From Wikipedia, the free encyclopedia
Jump to: navigation, search

InfinitInk is a tattoo ink designed to simplify tattoo removal. The ink breaks down more quickly in laser light than conventional inks. It is also the first tattoo ink to be developed in the United States with medical trials for safety testing.[1]

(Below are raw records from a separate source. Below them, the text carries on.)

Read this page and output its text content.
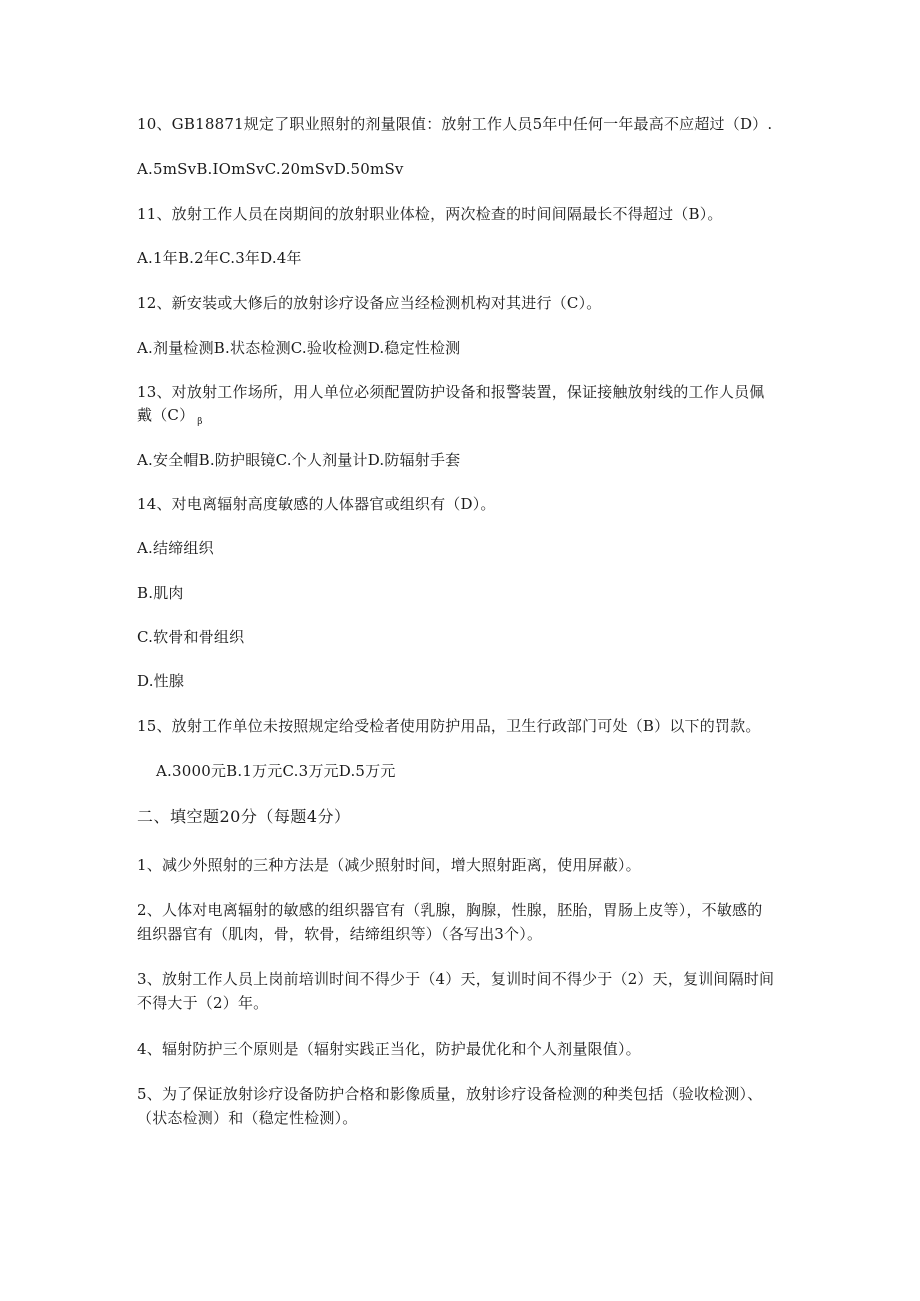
10、GB18871规定了职业照射的剂量限值：放射工作人员5年中任何一年最高不应超过（D）.
A.5mSvB.IOmSvC.20mSvD.50mSv
11、放射工作人员在岗期间的放射职业体检，两次检查的时间间隔最长不得超过（B）。
A.1年B.2年C.3年D.4年
12、新安装或大修后的放射诊疗设备应当经检测机构对其进行（C）。
A.剂量检测B.状态检测C.验收检测D.稳定性检测
13、对放射工作场所，用人单位必须配置防护设备和报警装置，保证接触放射线的工作人员佩
戴（C） $_\beta$
A.安全帽B.防护眼镜C.个人剂量计D.防辐射手套
14、对电离辐射高度敏感的人体器官或组织有（D）。
A.结缔组织
B.肌肉
C.软骨和骨组织
D.性腺
15、放射工作单位未按照规定给受检者使用防护用品，卫生行政部门可处（B）以下的罚款。
A.3000元B.1万元C.3万元D.5万元
二、填空题20分（每题4分）
1、减少外照射的三种方法是（减少照射时间，增大照射距离，使用屏蔽）。
2、人体对电离辐射的敏感的组织器官有（乳腺，胸腺，性腺，胚胎，胃肠上皮等），不敏感的
组织器官有（肌肉，骨，软骨，结缔组织等）（各写出3个）。
3、放射工作人员上岗前培训时间不得少于（4）天，复训时间不得少于（2）天，复训间隔时间
不得大于（2）年。
4、辐射防护三个原则是（辐射实践正当化，防护最优化和个人剂量限值）。
5、为了保证放射诊疗设备防护合格和影像质量，放射诊疗设备检测的种类包括（验收检测）、
（状态检测）和（稳定性检测）。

Freedom-2, Inc. produced the ink and released it for sale with limited availability in the United States during January, 2009. As of 2009, it was only available in black and red, with other colors planned. Nuvilex, Inc. acquired Freedom-2 Holdings, Inc. in March, 2009.[2][3]

Technology[edit]

The initial ink formulation consisted of inert plastic beads (made of PMMA) containing bioremovable dyes.[4] During tattoo removal, laser light can rupture the beads allowing the ink to leak out for removal by the body's immune system. Freedom2 referred to the technology as the Particle Encapsulation and Enhancement (P2E) Platform. This method, although effective, left room for improvements to its aesthetic appeal to the artists.

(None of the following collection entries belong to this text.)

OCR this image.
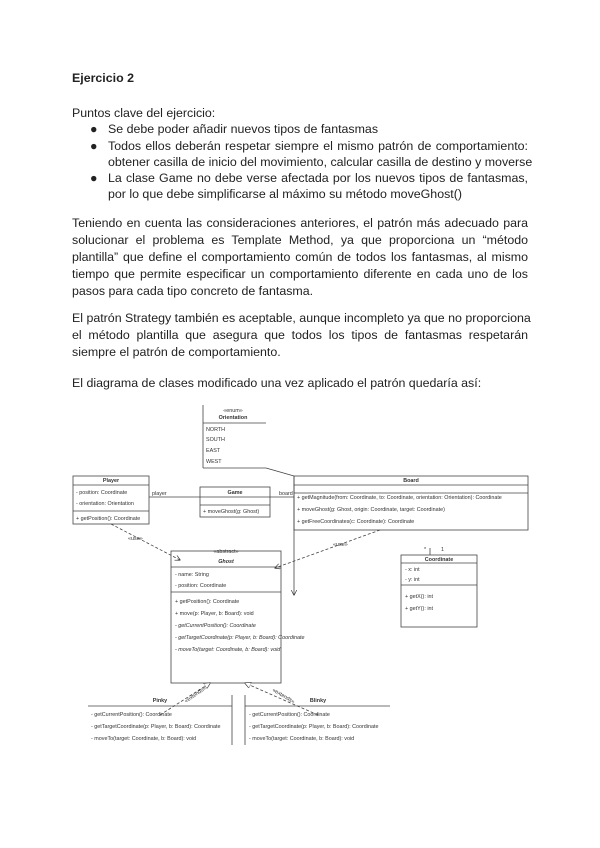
Ejercicio 2
Puntos clave del ejercicio:
● Se debe poder añadir nuevos tipos de fantasmas
● Todos ellos deberán respetar siempre el mismo patrón de comportamiento:
obtener casilla de inicio del movimiento, calcular casilla de destino y moverse
● La clase Game no debe verse afectada por los nuevos tipos de fantasmas,
por lo que debe simplificarse al máximo su método moveGhost()
Teniendo en cuenta las consideraciones anteriores, el patrón más adecuado para
solucionar el problema es Template Method, ya que proporciona un “método
plantilla” que define el comportamiento común de todos los fantasmas, al mismo
tiempo que permite especificar un comportamiento diferente en cada uno de los
pasos para cada tipo concreto de fantasma.
El patrón Strategy también es aceptable, aunque incompleto ya que no proporciona
el método plantilla que asegura que todos los tipos de fantasmas respetarán
siempre el patrón de comportamiento.
El diagrama de clases modificado una vez aplicado el patrón quedaría así:
«enum»
Orientation
NORTH
SOUTH
EAST
WEST
Player
- position: Coordinate
- orientation: Orientation
+ getPosition(): Coordinate
Game
+ moveGhost(g: Ghost)
Board
+ getMagnitude(from: Coordinate, to: Coordinate, orientation: Orientation): Coordinate
+ moveGhost(g: Ghost, origin: Coordinate, target: Coordinate)
+ getFreeCoordinates(c: Coordinate): Coordinate
«abstract»
Ghost
- name: String
- position: Coordinate
+ getPosition(): Coordinate
+ move(p: Player, b: Board): void
- getCurrentPosition(): Coordinate
- getTargetCoordinate(p: Player, b: Board): Coordinate
- moveTo(target: Coordinate, b: Board): void
Coordinate
- x: int
- y: int
+ getX(): int
+ getY(): int
Pinky
- getCurrentPosition(): Coordinate
- getTargetCoordinate(p: Player, b: Board): Coordinate
- moveTo(target: Coordinate, b: Board): void
Blinky
- getCurrentPosition(): Coordinate
- getTargetCoordinate(p: Player, b: Board): Coordinate
- moveTo(target: Coordinate, b: Board): void
player	board
«use»
«use»
*	1
«extends»	«extends»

The ink encapsulation technology was initially developed by Drs. Bruce Klitzman and Kim Koger at Duke University and they were granted the first patent for tattoo inks US 6013122 . The concept received widespread coverage in press and broadcast media (Press included the NY Times, the LA Times, the Wall Street Journal, USA Today, the Guardian, Time Magazine 2007 Invention of the Year in fashion, New York Magazine, Fortune, Self, Smithsonian, Science News, and Allure. Broadcast media included ABC, NBC, CBS, CNN, The Colbert Report, BET, Fox News, and Bloomberg).

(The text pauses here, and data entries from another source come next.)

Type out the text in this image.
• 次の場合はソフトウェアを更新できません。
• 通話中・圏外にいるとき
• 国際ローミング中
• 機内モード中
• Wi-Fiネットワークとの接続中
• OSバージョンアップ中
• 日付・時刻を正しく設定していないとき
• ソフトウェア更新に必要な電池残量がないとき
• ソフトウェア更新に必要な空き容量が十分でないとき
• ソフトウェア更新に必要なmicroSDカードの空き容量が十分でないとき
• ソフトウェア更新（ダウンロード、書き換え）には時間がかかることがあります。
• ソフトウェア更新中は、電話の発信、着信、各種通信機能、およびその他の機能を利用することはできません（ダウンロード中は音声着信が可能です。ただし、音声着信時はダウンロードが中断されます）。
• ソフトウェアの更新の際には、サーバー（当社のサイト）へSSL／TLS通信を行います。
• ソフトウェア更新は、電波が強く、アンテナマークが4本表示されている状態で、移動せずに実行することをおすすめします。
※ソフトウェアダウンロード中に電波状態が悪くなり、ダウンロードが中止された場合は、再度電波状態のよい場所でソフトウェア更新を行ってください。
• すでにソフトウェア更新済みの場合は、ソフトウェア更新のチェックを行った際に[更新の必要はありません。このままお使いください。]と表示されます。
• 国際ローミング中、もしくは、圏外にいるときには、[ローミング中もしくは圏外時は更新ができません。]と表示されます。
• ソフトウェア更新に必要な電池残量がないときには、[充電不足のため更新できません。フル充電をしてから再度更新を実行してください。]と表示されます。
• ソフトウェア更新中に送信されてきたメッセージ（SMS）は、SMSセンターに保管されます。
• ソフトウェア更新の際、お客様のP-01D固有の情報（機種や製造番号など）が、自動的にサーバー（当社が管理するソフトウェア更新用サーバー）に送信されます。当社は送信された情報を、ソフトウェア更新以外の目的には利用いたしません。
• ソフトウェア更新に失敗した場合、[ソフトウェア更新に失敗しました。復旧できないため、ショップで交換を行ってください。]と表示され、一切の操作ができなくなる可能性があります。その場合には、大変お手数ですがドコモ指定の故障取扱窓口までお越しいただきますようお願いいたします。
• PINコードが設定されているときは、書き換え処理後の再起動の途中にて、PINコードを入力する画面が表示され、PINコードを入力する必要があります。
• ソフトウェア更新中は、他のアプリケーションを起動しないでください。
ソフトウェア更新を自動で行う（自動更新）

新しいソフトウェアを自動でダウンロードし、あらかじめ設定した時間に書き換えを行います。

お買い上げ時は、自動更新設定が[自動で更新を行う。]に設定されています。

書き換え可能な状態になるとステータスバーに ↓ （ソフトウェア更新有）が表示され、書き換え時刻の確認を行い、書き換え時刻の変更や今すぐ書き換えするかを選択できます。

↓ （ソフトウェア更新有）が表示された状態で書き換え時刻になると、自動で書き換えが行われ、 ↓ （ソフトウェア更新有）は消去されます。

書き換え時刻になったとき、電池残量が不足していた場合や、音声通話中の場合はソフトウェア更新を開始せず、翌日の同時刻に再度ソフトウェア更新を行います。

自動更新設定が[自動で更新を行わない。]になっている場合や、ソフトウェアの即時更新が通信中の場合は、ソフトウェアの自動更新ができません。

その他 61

It was further refined by Drs. R. Rox Anderson of Massachusetts General Hospital & Harvard University[5] with assistance from Edith Mathiowitz and A. Peter Morello of Brown University.[6] After several iterations, Freedom2, Inc. developed a different tattoo ink formulation that they market as "permanent, yet more easily removable" than conventional tattoo ink while maintaining the same aesthetic properties demanded by tattoo artists and consumers." Freedom2 switched to a proprietary process to produce their inks.[citation needed] The black ink was steadily becoming more widely available as of 2009.

Applications[edit]

The concept for this ink arose initially from potential medical uses, such as in reconstructive surgery and in radiation oncology. The company found that a permanent and safe, yet more easily removable ink would also find a market with tattoo artists for decorative tattooing.

References[edit]

  1. ^ Jaffe, Eric. "The Tattoo Eraser: A new type of body art ink promises freedom from forever". Smithsonian Magazine. 
  2. ^ "Nuvilex, Inc. Form 10-Q for Quarter Ended January 31, 2012". United States Securities and Exchange Commission. 2012-03-21. p. 10. Retrieved 21 January 2014. 
  3. ^ "Nuvilex, Inc. Form 8-K/A (Amendment No. 1), March 3, 2009". United States Securities and Exchange Commission. 2009-03-03. Retrieved 21 January 2014. 
  4. ^ "Material Data Safety Sheet - Black Infinitink". Archived from the original on 2011-07-13. Retrieved 2011-07-13. 
  5. ^ Frederick, Robert (2006-09-25). "Harvard Tattoo Process May Ease a Change of Heart". National Public Radio (NPR). 
  6. ^ Cromie, William J. (2006-10-19). "Body art for the faint of heart: Erasable tattoos are making a mark". Harvard Gazette. Retrieved 21 January 2014.